Sarıgerme, her yaz olduğu gibi kahverengiydi. Yollar topraklı, kozalaklar ballı, denizin kumu sonsuz… Ayakkabıcıda tamir edilmeyi bekleyen ayakkabıların çoğu da babasının bol pantolonu gibi kahverengiydi. Ev ile dükkan arası mesafe kendi adımlarıyla on dakika sürdü. Babası ara ara ardında kalan oğluna bakıyor, küçük adımlarına tam laf edecekken ilk günden şevkini kırmamaya karar veriyordu.

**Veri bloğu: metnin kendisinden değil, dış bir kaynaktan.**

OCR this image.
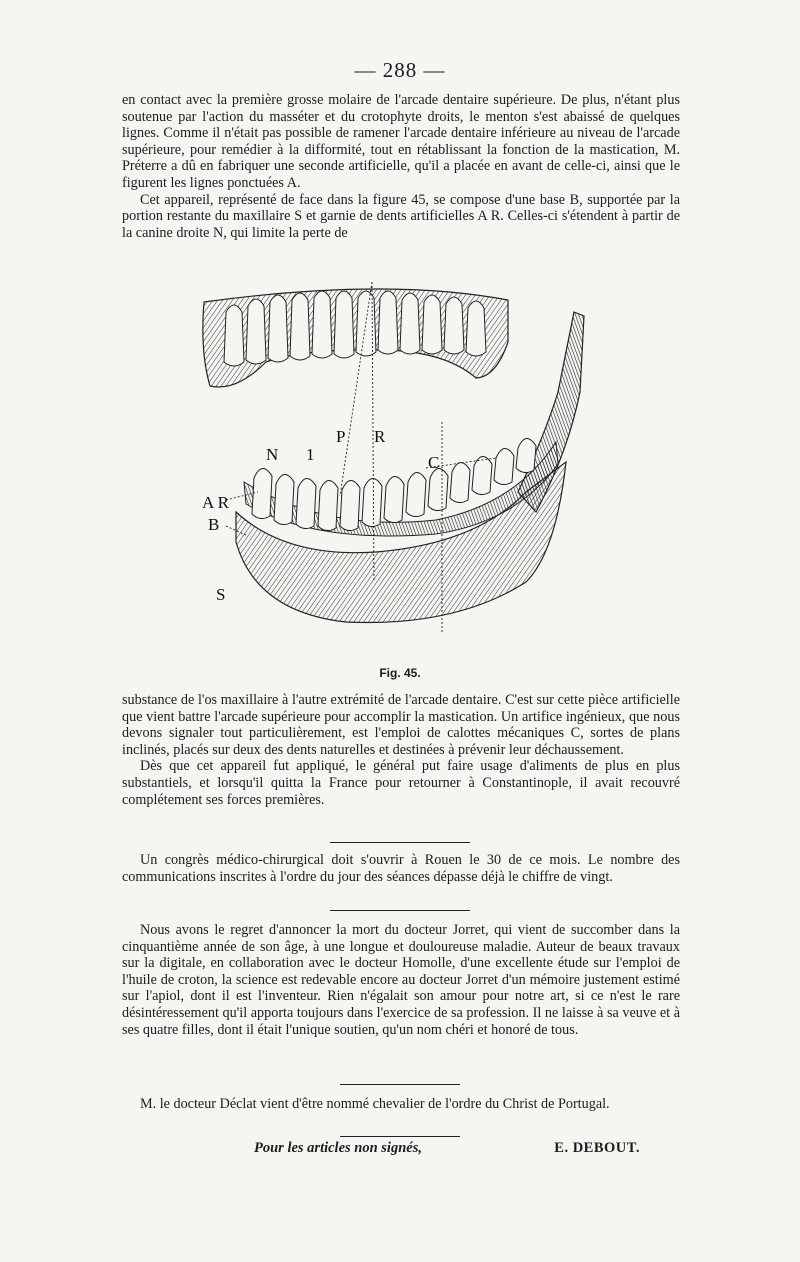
— 288 —

en contact avec la première grosse molaire de l'arcade dentaire supérieure. De plus, n'étant plus soutenue par l'action du masséter et du crotophyte droits, le menton s'est abaissé de quelques lignes. Comme il n'était pas possible de ramener l'arcade dentaire inférieure au niveau de l'arcade supérieure, pour remédier à la difformité, tout en rétablissant la fonction de la mastication, M. Préterre a dû en fabriquer une seconde artificielle, qu'il a placée en avant de celle-ci, ainsi que le figurent les lignes ponctuées A.

Cet appareil, représenté de face dans la figure 45, se compose d'une base B, supportée par la portion restante du maxillaire S et garnie de dents artificielles A R. Celles-ci s'étendent à partir de la canine droite N, qui limite la perte de

N 1
P R
C
A R
B
S
Fig. 45.

substance de l'os maxillaire à l'autre extrémité de l'arcade dentaire. C'est sur cette pièce artificielle que vient battre l'arcade supérieure pour accomplir la mastication. Un artifice ingénieux, que nous devons signaler tout particulièrement, est l'emploi de calottes mécaniques C, sortes de plans inclinés, placés sur deux des dents naturelles et destinées à prévenir leur déchaussement.

Dès que cet appareil fut appliqué, le général put faire usage d'aliments de plus en plus substantiels, et lorsqu'il quitta la France pour retourner à Constantinople, il avait recouvré complétement ses forces premières.

Un congrès médico-chirurgical doit s'ouvrir à Rouen le 30 de ce mois. Le nombre des communications inscrites à l'ordre du jour des séances dépasse déjà le chiffre de vingt.

Nous avons le regret d'annoncer la mort du docteur Jorret, qui vient de succomber dans la cinquantième année de son âge, à une longue et douloureuse maladie. Auteur de beaux travaux sur la digitale, en collaboration avec le docteur Homolle, d'une excellente étude sur l'emploi de l'huile de croton, la science est redevable encore au docteur Jorret d'un mémoire justement estimé sur l'apiol, dont il est l'inventeur. Rien n'égalait son amour pour notre art, si ce n'est le rare désintéressement qu'il apporta toujours dans l'exercice de sa profession. Il ne laisse à sa veuve et à ses quatre filles, dont il était l'unique soutien, qu'un nom chéri et honoré de tous.

M. le docteur Déclat vient d'être nommé chevalier de l'ordre du Christ de Portugal.

Pour les articles non signés,	E. DEBOUT.
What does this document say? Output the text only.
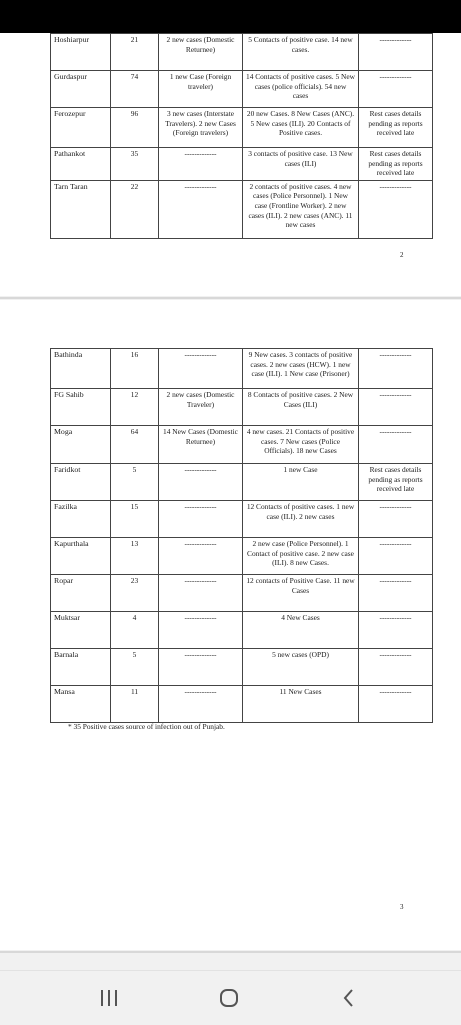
Hoshiarpur	21	2 new cases (Domestic Returnee)	5 Contacts of positive case. 14 new cases.	-------------
Gurdaspur	74	1 new Case (Foreign traveler)	14 Contacts of positive cases. 5 New cases (police officials). 54 new cases	-------------
Ferozepur	96	3 new cases (Interstate Travelers). 2 new Cases (Foreign travelers)	20 new Cases. 8 New Cases (ANC). 5 New cases (ILI). 20 Contacts of Positive cases.	Rest cases details pending as reports received late
Pathankot	35	-------------	3 contacts of positive case. 13 New cases (ILI)	Rest cases details pending as reports received late
Tarn Taran	22	-------------	2 contacts of positive cases. 4 new cases (Police Personnel). 1 New case (Frontline Worker). 2 new cases (ILI). 2 new cases (ANC). 11 new cases	-------------
2
Bathinda	16	-------------	9 New cases. 3 contacts of positive cases. 2 new cases (HCW). 1 new case (ILI). 1 New case (Prisoner)	-------------
FG Sahib	12	2 new cases (Domestic Traveler)	8 Contacts of positive cases. 2 New Cases (ILI)	-------------
Moga	64	14 New Cases (Domestic Returnee)	4 new cases. 21 Contacts of positive cases. 7 New cases (Police Officials). 18 new Cases	-------------
Faridkot	5	-------------	1 new Case	Rest cases details pending as reports received late
Fazilka	15	-------------	12 Contacts of positive cases. 1 new case (ILI). 2 new cases	-------------
Kapurthala	13	-------------	2 new case (Police Personnel). 1 Contact of positive case. 2 new case (ILI). 8 new Cases.	-------------
Ropar	23	-------------	12 contacts of Positive Case. 11 new Cases	-------------
Muktsar	4	-------------	4 New Cases	-------------
Barnala	5	-------------	5 new cases (OPD)	-------------
Mansa	11	-------------	11 New Cases	-------------
* 35 Positive cases source of infection out of Punjab.
3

İdris o yaz her dükkana geldiğinde, evde suratını asıp oturan, gerekmedikçe konuşmayan ve tüm akşam televizyona sahiplik eden bu özelliksiz adamın burada yarattığı dünyaya şaştı. Sebze meyveler kasalara dikkatle dizilmiş, televizyonun altındaki plastik taburenin çatlamış bacağı özenle bantlanmış, şampuanlar markalarına göre sıralanmış, kağıt paralar değerlerine göre kasada asker gibi hizaya gelmişti. “Hadi.” dedi babası ilk gün, kullandığı ilk kelimenin hemen ardından gırtlağını temizleyerek, “Domatesleri otele bırakacağız.”

Çıkarken kapıdaki camın üstündeki yazıyı gördü İdris. “Gittim, 10 dakikaya geliyorum.” Altında telefon numarası yazılmış, ama son rakam kağıda sığmamıştı. Önce üste bir 8 yazılmış, ama 38 yerine 83 olarak anlaşılabilir diye iki rakam da sonradan silinmiş, alta 38 yazılmış… Yine baba önde, İdris arkada, bu defa denize yaklaşarak, butik otel yaşladıkça kahverengiye karışan yeşilin artacağı yola koyuldular. Bir ara bir böcek korosunun sesi geldi. Hiç gitmediği havaalanı yapıldığından beri oteller ardı ardına açılmıştı. İki elinde üçer kilo domatesle babasının peşinden giden İdris, her gün iki posta bu yolu alacağından habersiz ilk ter damlasını döktü.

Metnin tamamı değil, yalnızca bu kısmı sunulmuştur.